0 # indian weaver 2012-02-25 10:37
hey ted, throw a few billions against rape of my planet for starters. words are cheap, including yours; and words are irrelevant at this point. action. big mouths suck air and spew nothing of value. remember Earthfirst? well, what are all these folks considering now, with millions more considering how to stop rape of Mother Earth? Publicize the homes / addresses / phones of all the criminals running these outfits, and begin an endless hassling of them for example? either we die fighting, and I mean fighting, for the planet, or die with it, as things are going. no one in either government cares about anyone or anything except power and wealth obviously. how to fight that? well? not with words.
 
 
+10 # sandyboy 2012-02-25 10:41
Handmjones: You obviously didn't read the article! Mr Turner didn't say USING the oil produces triple carbon! He said exactly what you admit IS the case: producing it triples the carbon.Looks like you're the one that's lying.
 
 
+1 # handmjones 2012-02-25 12:57
Point taken but wouldn't stating a 20% rise leave the casual reader with something closer to the truth?
 
 
+7 # sandyboy 2012-02-25 10:57
Sorry, indian weaver, words DO matter. If Mr Turner spoke out on his CNN channel it will have made people aware. I've no idea what his philanthropic works entail, but he has already helped the planet by careful stewardship of land, reintroducing native animals etc as he mentions.
 
 
-6 # handmjones 2012-02-25 12:56
Attacking the producer of fuel is backward. Back off our life style to one room per family and only an occassional car rental and we can get our emissions down to World standards. Instead much of what we do is designed to bring World standards up to ours.
 
 
+3 # Buddha 2012-02-25 20:15
Simply increasing MPG standards, long opposed by the GOP and finally mandated by Obama, will go far.

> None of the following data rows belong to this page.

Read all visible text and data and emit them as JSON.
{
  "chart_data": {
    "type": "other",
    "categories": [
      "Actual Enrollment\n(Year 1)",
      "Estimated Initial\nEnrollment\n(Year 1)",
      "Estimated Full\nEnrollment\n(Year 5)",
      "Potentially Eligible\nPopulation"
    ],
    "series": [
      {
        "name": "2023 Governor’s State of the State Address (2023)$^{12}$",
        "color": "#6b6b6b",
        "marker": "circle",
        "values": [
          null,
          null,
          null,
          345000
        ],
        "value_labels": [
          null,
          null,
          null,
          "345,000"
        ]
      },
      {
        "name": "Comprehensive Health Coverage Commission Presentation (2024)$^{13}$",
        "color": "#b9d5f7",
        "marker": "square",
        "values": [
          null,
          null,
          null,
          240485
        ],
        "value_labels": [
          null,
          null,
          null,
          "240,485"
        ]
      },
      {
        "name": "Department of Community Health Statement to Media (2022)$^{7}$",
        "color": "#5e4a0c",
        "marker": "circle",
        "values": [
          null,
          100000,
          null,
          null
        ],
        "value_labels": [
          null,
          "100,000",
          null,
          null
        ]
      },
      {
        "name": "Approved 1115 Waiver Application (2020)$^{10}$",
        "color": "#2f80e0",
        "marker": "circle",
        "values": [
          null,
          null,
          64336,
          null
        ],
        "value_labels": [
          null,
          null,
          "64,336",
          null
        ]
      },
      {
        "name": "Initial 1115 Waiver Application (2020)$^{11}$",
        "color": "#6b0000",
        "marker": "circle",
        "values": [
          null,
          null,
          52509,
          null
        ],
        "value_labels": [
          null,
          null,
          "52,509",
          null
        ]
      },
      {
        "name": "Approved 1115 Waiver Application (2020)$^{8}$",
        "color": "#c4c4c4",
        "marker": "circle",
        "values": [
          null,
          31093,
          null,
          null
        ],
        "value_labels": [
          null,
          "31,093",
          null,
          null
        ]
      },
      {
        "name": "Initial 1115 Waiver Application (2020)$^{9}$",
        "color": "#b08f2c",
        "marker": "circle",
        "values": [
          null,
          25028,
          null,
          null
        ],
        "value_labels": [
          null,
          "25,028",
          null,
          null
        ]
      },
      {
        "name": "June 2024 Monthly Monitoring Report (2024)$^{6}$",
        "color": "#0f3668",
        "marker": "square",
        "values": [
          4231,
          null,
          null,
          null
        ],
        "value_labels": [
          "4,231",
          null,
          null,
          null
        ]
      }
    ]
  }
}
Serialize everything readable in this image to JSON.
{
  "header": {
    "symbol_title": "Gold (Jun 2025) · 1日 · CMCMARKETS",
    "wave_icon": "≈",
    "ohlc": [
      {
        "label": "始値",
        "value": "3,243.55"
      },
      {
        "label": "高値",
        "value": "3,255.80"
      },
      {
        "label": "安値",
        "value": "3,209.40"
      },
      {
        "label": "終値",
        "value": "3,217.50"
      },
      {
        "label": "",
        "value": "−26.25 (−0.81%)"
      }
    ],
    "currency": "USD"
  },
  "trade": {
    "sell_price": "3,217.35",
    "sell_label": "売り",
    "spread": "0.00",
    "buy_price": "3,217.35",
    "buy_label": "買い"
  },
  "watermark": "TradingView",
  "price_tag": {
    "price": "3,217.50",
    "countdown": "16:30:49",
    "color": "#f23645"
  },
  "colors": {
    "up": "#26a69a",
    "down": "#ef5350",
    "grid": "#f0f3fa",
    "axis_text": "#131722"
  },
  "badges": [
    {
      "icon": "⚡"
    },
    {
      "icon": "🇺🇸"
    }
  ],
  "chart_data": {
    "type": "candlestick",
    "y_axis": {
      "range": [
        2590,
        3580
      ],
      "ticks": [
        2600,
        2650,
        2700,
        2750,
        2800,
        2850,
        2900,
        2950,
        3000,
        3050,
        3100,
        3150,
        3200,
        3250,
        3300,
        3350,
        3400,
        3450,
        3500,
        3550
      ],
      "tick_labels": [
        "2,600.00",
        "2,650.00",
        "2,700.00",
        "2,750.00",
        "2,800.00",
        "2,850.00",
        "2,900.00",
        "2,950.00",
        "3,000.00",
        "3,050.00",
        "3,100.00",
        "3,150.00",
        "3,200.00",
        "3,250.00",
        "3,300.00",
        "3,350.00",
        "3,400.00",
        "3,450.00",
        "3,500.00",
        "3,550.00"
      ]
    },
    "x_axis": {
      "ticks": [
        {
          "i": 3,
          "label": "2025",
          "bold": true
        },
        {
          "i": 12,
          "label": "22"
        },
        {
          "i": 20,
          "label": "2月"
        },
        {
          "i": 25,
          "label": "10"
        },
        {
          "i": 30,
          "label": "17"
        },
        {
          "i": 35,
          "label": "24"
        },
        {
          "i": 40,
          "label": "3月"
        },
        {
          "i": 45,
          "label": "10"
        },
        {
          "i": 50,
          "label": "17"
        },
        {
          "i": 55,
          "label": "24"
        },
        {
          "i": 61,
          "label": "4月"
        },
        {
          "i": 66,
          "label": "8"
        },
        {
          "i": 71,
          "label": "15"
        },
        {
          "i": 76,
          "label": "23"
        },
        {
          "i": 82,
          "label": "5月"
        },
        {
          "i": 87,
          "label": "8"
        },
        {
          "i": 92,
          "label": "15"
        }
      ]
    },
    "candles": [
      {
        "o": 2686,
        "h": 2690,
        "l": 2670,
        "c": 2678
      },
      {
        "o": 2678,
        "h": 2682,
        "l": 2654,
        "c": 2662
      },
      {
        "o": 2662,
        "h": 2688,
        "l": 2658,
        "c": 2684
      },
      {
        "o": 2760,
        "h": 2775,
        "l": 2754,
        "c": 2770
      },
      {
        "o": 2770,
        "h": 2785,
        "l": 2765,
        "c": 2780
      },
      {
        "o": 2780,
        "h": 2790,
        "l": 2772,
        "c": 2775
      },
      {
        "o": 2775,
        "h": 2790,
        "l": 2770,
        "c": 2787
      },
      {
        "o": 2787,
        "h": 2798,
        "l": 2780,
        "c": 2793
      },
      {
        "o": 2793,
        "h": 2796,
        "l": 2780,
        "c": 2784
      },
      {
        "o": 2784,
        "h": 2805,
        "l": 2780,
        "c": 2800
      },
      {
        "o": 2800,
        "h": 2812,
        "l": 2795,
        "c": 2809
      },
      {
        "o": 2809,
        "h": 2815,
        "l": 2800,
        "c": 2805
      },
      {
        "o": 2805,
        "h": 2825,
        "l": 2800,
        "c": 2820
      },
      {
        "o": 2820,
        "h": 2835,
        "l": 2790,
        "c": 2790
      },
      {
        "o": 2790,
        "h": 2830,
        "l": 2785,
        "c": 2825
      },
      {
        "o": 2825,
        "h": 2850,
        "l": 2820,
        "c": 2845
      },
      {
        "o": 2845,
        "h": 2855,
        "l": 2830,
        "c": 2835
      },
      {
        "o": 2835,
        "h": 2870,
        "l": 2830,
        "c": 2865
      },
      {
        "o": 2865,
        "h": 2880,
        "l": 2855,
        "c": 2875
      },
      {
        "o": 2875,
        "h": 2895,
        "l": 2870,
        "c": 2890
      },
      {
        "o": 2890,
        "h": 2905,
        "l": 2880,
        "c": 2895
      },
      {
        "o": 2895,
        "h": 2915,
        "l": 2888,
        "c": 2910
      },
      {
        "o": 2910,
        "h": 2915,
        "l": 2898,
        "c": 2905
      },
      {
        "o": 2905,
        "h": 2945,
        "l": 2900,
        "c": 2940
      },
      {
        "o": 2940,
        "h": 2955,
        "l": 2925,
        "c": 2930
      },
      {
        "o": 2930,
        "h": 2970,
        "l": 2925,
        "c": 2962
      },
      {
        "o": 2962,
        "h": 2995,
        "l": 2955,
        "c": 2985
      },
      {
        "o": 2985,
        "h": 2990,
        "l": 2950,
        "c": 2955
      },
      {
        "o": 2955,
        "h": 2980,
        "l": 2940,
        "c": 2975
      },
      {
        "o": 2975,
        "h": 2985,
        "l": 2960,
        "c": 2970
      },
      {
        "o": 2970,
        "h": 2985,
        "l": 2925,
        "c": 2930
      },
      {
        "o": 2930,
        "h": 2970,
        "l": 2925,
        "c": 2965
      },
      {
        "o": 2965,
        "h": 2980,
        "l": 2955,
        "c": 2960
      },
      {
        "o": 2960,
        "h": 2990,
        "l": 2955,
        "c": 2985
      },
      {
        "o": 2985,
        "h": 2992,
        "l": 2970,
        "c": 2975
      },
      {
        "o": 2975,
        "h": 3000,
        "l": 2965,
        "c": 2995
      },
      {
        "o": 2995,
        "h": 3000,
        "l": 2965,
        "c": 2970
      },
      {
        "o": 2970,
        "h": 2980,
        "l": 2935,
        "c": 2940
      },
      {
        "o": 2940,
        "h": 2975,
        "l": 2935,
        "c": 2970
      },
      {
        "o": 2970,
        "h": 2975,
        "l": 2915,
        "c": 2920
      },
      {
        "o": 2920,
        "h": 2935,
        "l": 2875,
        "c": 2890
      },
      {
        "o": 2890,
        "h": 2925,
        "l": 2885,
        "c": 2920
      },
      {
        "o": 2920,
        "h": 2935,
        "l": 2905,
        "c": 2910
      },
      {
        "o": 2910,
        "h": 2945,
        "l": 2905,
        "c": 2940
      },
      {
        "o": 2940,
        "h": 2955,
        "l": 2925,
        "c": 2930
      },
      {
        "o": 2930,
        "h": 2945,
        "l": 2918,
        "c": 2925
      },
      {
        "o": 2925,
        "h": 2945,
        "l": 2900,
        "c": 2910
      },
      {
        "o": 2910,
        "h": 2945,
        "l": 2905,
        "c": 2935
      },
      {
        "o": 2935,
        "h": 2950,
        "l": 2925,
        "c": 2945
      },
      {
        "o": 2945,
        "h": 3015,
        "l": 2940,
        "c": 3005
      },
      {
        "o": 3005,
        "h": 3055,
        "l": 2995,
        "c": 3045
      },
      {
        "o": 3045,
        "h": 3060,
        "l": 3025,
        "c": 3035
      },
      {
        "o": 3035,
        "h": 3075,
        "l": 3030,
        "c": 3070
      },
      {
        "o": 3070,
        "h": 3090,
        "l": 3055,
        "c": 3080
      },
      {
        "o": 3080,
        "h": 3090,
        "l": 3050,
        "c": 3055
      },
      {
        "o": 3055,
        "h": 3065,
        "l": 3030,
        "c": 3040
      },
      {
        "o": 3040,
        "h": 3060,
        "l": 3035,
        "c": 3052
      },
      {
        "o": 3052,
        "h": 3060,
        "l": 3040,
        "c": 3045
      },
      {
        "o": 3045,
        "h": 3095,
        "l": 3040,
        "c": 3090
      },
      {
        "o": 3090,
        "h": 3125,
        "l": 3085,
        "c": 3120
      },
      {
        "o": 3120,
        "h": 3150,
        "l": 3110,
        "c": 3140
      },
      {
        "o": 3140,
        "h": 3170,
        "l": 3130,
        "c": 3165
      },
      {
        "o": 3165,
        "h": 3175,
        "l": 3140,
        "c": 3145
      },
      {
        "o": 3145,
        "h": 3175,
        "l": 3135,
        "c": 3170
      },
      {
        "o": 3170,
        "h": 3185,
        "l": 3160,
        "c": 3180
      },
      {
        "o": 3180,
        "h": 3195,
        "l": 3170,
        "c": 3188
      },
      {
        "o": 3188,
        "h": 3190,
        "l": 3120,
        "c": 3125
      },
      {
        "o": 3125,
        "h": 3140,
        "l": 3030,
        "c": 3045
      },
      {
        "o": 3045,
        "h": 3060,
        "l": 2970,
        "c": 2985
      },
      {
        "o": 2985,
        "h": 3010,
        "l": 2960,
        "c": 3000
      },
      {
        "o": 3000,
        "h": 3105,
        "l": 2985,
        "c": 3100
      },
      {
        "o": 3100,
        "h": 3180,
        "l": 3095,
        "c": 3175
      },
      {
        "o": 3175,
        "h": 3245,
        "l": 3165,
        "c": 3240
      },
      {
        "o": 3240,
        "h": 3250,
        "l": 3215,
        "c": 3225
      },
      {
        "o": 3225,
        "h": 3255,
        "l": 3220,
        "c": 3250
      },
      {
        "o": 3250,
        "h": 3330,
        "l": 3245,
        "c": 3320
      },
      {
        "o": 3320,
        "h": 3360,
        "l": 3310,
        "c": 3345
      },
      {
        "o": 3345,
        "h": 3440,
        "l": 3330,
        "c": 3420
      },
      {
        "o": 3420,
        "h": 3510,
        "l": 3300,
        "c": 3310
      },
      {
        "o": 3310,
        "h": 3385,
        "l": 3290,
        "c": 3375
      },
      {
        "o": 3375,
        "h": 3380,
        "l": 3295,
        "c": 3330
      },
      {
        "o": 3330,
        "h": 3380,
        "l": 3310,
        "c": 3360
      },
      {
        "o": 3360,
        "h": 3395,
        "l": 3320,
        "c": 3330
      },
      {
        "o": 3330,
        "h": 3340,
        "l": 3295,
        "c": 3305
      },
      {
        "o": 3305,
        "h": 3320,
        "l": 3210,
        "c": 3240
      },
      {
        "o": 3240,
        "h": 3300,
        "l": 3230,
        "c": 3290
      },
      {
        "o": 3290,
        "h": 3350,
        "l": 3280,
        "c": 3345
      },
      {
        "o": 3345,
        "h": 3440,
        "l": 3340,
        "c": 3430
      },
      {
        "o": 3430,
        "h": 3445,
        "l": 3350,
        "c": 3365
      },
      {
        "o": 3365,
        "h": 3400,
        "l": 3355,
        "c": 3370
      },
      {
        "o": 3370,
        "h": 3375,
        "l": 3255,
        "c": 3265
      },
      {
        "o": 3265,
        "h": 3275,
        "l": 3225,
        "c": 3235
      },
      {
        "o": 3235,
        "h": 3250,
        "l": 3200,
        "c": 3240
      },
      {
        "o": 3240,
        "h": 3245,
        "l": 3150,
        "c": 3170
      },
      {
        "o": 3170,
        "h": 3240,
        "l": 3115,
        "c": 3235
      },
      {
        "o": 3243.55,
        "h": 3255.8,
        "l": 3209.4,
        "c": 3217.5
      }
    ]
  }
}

There is a reason Europe can handle gas prices 2X (or higher) than ours is today...because the MPG of their autos is double ours and they invested in decent mass transit systems. The Prius in Europe is considered a joke, because a car that goes 50MPG is average. Here, that is spectacular. But Americans feel that driving a huge SUV and filling it with cheap gas is their God-given right. Witness Rep. West's rant at high gas prices, and blaming Obama, while he filled up his HUMMER H3! (Irony much?)
 
 
+4 # sandyboy 2012-02-25 14:38
Handmjones: What 'truth'? Extracting tar sands crude produces triple carbon than other oil. Fact. Just because the man didn't add that using it ALSO produces 20% more than other oils hardly disses the producers - if anything it lets them off lightly on the total damage the stuff does. Obviously our greed for energy, which we even steal via aggressive wars, is to blame for our problems, but does not justify the sloppy, dangerous methods of oil/gas companies.
 
 
+1 # handmjones 2012-02-26 04:32
If oil sands oil displaced some of the coal used in power generation that will really reduce emissions. If the oil sands oil displaces Venezuelan heavy crude transported by tanker the difference will be much less than 20%. If the crude were processed in Alberta there would be no convenient means to transport the asphalt to the US where the market exists. It is the feeling of guilt at being the World's greatest consumer of all natural resources that makes Americans so prone to blame any convenient scapegoat other than yourselves.
 
 
0 # ABen 2012-02-28 14:37
We don't need to produce more oil or gas, we simply need to consume less. Historically, U.S. society has demonstrated an extraordinary capacity for innovation; we should lead the world in fuel efficient vehicles and green power generation.